The result, in the eyes of the defenders of state sovereignty, has been devastating. Instead of being purely a protector of the freed slave, the Fourteenth Amendment has now transformed itself into a behemoth bent on submitting the various states to the will of the federal government.
Admittedly, many favorable developments have come from the revamped relationship between the state and the federal government, not the least of which is an enhanced respect for due process by the states regarding individual property rights. However, numerous restrictions have been created as well that would have never seemed imaginable to the Framers. Here are but a few:
- Federal labor laws on intrastate activities.

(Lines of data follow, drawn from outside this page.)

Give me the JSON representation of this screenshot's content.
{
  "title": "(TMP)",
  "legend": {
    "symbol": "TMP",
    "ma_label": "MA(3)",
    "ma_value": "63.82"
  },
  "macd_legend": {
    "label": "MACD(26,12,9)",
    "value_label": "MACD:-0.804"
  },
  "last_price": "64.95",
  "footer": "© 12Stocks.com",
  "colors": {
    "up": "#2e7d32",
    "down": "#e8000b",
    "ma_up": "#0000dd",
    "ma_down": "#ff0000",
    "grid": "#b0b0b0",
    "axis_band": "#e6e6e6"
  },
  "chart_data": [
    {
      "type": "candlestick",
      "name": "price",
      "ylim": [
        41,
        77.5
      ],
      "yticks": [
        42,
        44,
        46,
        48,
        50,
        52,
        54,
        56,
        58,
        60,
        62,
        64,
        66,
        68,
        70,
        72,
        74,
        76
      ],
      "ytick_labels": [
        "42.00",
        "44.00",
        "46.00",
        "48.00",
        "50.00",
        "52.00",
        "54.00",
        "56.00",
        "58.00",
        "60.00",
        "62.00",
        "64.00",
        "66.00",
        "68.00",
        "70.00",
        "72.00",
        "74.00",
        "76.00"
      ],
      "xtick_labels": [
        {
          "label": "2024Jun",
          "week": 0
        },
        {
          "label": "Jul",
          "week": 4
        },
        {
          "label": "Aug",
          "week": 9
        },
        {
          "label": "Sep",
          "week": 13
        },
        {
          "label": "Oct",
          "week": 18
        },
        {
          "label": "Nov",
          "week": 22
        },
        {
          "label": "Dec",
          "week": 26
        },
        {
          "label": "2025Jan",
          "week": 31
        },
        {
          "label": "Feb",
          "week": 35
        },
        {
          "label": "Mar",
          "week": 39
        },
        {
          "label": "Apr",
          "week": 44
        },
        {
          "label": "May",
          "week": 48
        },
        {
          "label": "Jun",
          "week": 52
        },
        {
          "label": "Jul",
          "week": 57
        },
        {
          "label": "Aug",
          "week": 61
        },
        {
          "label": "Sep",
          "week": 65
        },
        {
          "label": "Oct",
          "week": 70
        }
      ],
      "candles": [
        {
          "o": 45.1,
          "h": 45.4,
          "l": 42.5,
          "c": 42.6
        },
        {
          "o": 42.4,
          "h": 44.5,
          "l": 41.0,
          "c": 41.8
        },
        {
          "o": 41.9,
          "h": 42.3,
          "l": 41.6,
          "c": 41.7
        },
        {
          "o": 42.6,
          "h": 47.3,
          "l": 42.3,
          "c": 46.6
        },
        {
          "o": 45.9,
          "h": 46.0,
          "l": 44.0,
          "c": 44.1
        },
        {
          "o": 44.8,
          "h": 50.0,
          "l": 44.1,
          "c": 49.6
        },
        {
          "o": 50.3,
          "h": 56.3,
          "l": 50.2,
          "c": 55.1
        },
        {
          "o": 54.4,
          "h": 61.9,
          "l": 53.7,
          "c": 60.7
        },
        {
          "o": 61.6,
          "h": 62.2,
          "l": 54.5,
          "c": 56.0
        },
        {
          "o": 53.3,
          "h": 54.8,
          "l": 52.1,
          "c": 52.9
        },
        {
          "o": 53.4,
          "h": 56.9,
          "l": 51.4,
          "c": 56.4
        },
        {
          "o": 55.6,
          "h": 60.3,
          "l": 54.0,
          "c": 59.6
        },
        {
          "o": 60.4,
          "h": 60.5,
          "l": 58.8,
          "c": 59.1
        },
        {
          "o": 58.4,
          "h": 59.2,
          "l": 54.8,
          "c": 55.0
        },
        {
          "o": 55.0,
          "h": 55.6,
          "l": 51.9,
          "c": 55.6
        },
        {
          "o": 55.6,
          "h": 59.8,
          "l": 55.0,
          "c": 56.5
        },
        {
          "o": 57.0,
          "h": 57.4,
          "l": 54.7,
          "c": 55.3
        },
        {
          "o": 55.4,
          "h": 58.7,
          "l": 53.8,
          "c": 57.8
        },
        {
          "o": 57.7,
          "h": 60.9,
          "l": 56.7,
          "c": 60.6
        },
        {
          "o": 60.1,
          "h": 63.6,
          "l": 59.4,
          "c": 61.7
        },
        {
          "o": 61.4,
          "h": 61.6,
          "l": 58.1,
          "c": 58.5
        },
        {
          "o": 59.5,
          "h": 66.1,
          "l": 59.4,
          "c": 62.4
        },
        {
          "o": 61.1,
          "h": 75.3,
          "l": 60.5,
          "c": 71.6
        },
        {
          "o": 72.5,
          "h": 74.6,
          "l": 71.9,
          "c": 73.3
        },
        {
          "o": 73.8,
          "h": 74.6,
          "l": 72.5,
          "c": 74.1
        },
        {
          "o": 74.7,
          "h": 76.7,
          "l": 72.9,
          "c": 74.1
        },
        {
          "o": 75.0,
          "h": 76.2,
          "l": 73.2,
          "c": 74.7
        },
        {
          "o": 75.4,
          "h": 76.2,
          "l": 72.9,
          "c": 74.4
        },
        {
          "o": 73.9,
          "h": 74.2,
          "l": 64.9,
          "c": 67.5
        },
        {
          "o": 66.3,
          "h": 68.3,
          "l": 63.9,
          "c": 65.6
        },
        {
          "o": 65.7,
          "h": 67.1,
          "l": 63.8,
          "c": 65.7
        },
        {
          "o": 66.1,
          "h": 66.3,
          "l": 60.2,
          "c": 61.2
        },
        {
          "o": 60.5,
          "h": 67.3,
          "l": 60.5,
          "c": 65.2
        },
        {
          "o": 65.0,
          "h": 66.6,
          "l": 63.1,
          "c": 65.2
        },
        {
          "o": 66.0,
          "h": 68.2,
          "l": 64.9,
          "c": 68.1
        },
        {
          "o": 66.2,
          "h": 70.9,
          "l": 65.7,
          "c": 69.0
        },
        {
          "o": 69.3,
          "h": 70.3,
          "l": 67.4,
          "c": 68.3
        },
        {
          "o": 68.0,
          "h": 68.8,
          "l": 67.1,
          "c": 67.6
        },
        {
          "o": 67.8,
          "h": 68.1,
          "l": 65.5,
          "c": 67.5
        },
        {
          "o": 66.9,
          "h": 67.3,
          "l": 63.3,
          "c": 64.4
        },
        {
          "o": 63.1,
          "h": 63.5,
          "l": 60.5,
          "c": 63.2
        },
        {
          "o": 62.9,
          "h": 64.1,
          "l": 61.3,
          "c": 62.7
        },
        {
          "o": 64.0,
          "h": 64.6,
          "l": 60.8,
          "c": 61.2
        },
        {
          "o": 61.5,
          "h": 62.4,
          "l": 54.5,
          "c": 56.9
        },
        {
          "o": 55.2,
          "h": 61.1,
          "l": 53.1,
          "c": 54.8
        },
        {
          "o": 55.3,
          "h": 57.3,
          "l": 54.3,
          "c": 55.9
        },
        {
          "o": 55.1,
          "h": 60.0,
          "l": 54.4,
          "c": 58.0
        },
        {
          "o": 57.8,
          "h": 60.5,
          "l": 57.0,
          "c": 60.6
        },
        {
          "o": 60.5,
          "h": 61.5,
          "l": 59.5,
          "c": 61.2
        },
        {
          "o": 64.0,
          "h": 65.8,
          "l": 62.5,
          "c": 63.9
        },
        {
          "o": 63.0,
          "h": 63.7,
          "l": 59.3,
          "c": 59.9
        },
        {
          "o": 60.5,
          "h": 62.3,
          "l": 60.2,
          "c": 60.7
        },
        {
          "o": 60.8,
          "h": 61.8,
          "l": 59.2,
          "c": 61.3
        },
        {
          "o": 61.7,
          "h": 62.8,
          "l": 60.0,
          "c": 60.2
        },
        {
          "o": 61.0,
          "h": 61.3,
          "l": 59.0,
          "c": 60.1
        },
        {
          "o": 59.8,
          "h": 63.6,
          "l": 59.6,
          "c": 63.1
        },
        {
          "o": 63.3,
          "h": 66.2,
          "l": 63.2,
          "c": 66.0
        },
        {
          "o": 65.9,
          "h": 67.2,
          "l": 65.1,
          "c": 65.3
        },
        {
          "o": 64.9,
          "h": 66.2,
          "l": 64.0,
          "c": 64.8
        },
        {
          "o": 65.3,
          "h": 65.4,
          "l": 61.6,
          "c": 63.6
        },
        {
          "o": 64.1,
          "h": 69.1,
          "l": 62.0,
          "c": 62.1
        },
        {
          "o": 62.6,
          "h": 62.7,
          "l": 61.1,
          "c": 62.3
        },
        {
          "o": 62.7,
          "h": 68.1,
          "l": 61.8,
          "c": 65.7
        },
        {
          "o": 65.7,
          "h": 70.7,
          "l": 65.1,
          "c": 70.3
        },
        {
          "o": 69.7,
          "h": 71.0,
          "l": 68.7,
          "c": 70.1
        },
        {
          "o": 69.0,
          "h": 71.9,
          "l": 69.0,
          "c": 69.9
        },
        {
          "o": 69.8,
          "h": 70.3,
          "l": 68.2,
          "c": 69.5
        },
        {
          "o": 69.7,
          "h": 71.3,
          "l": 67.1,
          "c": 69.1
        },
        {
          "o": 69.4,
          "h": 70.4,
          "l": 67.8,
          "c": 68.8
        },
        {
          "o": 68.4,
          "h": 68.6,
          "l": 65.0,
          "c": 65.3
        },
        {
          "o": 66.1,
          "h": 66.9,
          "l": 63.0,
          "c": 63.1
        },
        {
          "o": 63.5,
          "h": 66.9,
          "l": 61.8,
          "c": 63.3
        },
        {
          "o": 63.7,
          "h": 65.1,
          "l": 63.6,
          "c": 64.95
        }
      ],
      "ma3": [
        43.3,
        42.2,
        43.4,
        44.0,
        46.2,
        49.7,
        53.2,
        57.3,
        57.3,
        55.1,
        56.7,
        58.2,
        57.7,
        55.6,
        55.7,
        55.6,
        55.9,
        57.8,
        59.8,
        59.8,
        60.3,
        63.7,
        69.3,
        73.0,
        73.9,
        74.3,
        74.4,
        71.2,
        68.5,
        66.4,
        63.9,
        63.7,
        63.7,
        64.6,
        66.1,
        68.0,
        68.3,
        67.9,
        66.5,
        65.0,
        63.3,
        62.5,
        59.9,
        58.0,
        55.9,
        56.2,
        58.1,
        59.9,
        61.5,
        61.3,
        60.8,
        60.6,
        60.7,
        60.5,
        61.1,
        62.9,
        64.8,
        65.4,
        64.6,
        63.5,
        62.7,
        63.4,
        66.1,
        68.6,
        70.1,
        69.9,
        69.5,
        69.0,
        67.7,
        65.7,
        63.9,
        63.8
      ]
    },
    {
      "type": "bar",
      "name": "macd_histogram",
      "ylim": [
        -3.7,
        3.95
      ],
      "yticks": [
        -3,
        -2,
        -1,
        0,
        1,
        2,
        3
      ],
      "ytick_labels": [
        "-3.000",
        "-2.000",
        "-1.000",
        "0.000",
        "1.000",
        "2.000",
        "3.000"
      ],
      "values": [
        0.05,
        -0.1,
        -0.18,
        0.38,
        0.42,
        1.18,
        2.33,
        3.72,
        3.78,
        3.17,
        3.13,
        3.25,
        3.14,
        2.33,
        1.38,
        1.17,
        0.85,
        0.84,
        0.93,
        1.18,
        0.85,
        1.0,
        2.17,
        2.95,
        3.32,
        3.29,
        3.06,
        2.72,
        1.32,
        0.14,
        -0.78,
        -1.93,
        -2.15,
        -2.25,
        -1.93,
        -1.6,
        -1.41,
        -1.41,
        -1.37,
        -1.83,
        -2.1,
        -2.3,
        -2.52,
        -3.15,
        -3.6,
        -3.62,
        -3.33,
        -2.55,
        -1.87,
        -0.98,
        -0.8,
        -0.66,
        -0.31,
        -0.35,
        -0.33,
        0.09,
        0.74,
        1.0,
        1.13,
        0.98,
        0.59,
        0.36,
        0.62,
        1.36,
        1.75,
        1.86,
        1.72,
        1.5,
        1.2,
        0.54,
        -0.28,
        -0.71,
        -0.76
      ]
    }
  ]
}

- Federal requirements on education
- Federal abortion legislation
- The funding of abortions
- The prohibition of prayer in school
- Federal restrictions to displays of worship in state and municipal properties
- Restrictions on prayer related to official public services.
What Happens Now?
The restrictions placed on states sovereignty by the combination of penetrating clauses such as those contained in Section 1 of the Fourteenth Amendment and the Interstate Commerce clause does not signify the end of a robust federalist government. Quite the contrary. The mere possession of the authority does not mean that the authority must be employed. If anything, such a relationship places an even greater burden upon the people to keep the federal powers in check. Being that the abilities of the various states to keep federal powers at bay have been greatly weakened, the American people remain the great protectors of their own freedoms. It is only through their voices and the power of their votes that the great inversion of power thus created can remain in check.
And it begins with each child learning that the federal government is a government of enumerated powers, and that such powers not specifically afforded to the federal government by the Constitution are reserved to the States or to the People.
And if our largely federally funded schools will not teach it; then each and every one of us must.